While the results of polarization observations are secure, repeatable, and do not vary with time, their interpretation has evolved for the better with time.

In the late 1970s, an interpretation in terms of magnetic control of gas and stellar systems by strong helicoidal magnetic fields was fashionable (e.g., Piddington 1981a; Piddington 1981b). Large-scale magnetic fields in this theory would be the result of twisting of a primordial cosmological universal magnetic field, in some ways (a gravitationnally contracting protogalaxy amplifies it by 2000; differential rotations in a galactic lifetime amplifies it by 30 (e.g. Beck et al. 1996). Strong magnetic fields used to be invoked only when there was a gap in our knowledge, rather like a strong 'magnetic field of the gaps' (Kahn and Brett, 1993). More data have been acquired since, revealing a weak galactic magnetic field, and an upper limit to a much weaker cosmological universal magnetic field.

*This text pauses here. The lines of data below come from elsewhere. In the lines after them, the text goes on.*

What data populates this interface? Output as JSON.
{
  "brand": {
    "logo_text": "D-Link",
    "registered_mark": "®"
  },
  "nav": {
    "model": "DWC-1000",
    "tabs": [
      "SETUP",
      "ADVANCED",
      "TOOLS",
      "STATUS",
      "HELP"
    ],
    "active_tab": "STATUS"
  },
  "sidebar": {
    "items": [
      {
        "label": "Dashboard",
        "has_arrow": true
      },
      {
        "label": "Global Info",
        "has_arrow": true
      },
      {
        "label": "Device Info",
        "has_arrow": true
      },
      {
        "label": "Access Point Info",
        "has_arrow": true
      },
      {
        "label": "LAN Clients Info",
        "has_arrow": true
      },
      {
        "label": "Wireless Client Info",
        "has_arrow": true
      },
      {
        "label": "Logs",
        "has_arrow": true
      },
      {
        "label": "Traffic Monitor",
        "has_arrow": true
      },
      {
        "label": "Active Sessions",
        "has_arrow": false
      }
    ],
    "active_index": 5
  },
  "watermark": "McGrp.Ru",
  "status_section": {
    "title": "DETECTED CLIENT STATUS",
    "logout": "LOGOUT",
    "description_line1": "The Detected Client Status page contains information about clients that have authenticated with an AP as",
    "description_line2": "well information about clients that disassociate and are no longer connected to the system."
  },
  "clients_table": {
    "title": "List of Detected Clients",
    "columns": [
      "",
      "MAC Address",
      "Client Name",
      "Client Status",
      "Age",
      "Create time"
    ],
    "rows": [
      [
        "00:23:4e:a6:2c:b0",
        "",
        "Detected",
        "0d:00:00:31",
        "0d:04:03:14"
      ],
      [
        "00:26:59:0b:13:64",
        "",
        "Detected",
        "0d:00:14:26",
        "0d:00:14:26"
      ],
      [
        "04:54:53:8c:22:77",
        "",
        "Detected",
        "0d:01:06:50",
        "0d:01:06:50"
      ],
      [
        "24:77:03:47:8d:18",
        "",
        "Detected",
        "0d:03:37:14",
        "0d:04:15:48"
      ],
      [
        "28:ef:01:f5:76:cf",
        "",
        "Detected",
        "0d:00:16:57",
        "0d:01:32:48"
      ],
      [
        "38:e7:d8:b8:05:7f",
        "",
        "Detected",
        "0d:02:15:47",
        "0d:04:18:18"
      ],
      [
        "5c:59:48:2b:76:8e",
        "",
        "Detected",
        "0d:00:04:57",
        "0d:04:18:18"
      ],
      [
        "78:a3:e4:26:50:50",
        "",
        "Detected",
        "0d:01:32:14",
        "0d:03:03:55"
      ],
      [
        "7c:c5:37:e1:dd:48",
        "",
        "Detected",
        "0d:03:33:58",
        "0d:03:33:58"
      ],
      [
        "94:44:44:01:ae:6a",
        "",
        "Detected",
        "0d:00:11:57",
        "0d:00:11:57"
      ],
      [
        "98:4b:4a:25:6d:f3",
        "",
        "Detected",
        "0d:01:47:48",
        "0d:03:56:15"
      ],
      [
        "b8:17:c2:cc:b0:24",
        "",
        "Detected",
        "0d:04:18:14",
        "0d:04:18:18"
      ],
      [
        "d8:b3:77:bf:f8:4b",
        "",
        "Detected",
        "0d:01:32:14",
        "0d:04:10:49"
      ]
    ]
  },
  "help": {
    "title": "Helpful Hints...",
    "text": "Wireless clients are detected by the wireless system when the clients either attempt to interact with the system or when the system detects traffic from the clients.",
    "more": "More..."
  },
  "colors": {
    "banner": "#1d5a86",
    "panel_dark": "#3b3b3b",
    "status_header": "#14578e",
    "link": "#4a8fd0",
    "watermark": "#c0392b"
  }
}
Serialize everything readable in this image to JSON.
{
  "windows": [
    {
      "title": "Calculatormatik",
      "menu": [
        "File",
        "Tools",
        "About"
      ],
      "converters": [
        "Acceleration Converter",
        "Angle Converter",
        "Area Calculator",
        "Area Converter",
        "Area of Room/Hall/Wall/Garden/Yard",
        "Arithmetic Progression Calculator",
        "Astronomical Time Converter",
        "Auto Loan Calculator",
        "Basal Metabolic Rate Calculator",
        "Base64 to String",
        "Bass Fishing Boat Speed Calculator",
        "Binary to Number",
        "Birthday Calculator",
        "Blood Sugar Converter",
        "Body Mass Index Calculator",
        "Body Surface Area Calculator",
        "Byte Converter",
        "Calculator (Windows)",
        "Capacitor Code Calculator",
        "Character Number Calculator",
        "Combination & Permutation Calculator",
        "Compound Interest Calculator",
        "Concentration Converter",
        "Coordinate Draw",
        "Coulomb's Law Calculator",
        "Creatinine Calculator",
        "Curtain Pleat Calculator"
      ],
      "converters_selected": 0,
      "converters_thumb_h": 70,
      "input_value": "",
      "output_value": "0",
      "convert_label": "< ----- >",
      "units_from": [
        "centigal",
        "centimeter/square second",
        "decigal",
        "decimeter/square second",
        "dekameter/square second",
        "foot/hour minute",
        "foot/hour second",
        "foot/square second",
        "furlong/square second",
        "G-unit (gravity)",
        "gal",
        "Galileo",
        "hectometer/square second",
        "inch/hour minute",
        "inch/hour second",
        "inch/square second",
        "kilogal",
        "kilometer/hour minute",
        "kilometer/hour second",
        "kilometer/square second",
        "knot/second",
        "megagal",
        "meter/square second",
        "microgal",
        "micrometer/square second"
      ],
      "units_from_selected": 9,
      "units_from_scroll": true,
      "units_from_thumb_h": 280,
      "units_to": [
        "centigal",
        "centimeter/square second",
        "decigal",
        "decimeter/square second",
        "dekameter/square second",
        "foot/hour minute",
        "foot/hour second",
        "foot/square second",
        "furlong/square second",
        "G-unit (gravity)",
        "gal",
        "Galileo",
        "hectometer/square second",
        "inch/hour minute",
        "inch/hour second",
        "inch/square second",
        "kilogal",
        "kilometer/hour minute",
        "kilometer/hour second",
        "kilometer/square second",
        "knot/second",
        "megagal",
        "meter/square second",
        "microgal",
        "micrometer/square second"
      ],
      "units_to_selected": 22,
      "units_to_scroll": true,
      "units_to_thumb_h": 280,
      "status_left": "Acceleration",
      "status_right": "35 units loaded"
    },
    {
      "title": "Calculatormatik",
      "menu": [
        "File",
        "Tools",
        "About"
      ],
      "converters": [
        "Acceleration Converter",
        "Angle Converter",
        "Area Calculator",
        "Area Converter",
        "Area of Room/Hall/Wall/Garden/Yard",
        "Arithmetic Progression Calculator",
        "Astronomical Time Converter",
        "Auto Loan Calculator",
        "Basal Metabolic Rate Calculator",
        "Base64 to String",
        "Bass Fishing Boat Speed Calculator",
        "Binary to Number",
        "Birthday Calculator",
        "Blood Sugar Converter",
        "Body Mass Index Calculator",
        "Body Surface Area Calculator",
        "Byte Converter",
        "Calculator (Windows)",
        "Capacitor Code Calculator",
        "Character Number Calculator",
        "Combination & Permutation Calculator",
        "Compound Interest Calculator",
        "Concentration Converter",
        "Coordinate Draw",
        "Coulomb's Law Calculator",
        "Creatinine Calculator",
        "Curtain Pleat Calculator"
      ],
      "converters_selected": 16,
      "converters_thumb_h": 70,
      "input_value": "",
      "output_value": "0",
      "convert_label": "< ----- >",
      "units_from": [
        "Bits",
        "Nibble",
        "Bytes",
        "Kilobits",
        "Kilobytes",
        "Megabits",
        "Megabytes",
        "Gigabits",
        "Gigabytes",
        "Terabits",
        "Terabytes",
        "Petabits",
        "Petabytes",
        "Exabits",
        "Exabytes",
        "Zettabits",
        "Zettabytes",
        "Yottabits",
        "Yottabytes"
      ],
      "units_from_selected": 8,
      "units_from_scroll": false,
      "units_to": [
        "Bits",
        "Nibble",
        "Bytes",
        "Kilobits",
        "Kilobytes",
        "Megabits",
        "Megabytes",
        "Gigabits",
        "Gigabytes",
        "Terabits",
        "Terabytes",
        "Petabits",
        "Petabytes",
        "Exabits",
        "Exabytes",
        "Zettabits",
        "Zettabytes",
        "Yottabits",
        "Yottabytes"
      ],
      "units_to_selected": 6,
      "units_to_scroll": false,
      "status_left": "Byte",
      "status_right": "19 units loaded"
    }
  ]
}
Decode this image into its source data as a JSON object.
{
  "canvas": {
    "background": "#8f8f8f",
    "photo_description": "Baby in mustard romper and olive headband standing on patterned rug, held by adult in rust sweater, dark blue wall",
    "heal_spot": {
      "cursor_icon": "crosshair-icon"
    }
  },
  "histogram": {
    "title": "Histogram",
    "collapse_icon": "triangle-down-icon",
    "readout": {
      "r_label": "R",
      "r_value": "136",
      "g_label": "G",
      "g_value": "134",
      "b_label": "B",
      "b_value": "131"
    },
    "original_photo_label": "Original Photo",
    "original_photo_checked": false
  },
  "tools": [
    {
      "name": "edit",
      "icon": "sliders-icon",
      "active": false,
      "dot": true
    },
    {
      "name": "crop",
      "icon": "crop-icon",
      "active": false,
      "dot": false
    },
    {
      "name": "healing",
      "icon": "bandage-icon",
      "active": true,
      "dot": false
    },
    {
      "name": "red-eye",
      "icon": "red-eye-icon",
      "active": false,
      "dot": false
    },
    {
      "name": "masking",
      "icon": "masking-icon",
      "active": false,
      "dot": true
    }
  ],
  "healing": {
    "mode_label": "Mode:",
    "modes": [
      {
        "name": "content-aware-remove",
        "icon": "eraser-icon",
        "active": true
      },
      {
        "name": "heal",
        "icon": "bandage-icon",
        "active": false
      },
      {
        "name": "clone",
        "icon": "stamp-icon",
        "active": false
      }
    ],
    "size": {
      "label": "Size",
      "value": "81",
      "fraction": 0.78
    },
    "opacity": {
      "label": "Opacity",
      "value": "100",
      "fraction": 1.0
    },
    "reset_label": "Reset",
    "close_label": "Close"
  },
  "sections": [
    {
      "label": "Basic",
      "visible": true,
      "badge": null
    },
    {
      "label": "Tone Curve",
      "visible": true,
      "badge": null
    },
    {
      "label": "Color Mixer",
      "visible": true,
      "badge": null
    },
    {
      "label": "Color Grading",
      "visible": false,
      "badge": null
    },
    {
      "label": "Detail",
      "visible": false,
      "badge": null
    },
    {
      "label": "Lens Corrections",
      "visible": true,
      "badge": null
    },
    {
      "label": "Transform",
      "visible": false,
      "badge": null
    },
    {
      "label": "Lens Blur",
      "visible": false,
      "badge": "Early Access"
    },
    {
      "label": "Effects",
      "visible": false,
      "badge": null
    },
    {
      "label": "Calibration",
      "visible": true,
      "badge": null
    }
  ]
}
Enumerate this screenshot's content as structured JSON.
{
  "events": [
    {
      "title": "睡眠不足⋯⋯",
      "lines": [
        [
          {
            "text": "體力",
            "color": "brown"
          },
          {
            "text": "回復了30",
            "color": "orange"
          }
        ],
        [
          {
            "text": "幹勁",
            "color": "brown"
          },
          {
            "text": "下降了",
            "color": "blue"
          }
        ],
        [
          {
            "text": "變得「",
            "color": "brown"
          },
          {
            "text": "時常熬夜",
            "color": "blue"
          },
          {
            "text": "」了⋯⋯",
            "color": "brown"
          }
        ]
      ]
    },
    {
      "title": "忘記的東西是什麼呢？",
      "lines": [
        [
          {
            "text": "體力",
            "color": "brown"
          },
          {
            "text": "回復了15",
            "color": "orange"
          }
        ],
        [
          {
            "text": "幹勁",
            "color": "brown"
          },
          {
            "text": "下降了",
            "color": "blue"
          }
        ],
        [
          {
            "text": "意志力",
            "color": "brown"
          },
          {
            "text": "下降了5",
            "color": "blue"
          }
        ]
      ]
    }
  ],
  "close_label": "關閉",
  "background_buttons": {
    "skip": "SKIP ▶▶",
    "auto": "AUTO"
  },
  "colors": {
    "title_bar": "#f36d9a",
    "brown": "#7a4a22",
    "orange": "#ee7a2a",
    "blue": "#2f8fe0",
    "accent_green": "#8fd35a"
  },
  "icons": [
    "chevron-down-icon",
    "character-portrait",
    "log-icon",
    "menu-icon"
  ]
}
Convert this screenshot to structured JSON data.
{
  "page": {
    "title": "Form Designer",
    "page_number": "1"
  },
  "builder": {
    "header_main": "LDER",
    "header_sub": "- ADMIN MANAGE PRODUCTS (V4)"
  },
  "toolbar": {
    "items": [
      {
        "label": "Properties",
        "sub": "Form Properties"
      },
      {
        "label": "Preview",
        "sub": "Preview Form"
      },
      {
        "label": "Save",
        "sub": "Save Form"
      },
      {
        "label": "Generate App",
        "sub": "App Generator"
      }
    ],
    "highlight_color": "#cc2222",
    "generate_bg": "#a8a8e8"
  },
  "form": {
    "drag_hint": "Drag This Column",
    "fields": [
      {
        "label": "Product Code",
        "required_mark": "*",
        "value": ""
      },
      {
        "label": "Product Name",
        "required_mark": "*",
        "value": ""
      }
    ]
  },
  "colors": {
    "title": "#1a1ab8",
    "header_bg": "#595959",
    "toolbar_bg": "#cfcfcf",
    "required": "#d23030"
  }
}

In the late 1980s, an interpretation in terms of galactic dynamos (e.g., Parker 1976; Parker 1992) with weak azimuthal magnetic fields was preferred by most. The magnetic field structures 'preferred' by dynamo theory usually correspond to the most unstable linear eigenmodes of the system. Still, One can find occasionally a strong 'magnetic control' model in the litterature (e.g., Battaner & Florido 1995; Sánchez-Salcedo, 1996), despite the problem that the large magnetic field strength required would unacceptably expand the HI disk vertically (e.g., Melrose 1995).

In the 1990s, 'galactic dynamos' are currently preferred by most, but some authors have questioned its long-term ability and sustainability (see Sect. 3.7.2), and some others have proposed a non-dynamo theory of 'galactic fountains' based on MHD winds driven by cosmic rays (e.g., Kahn and Brett 1993; Kahn 1992; Zirakashvili et al. 1996).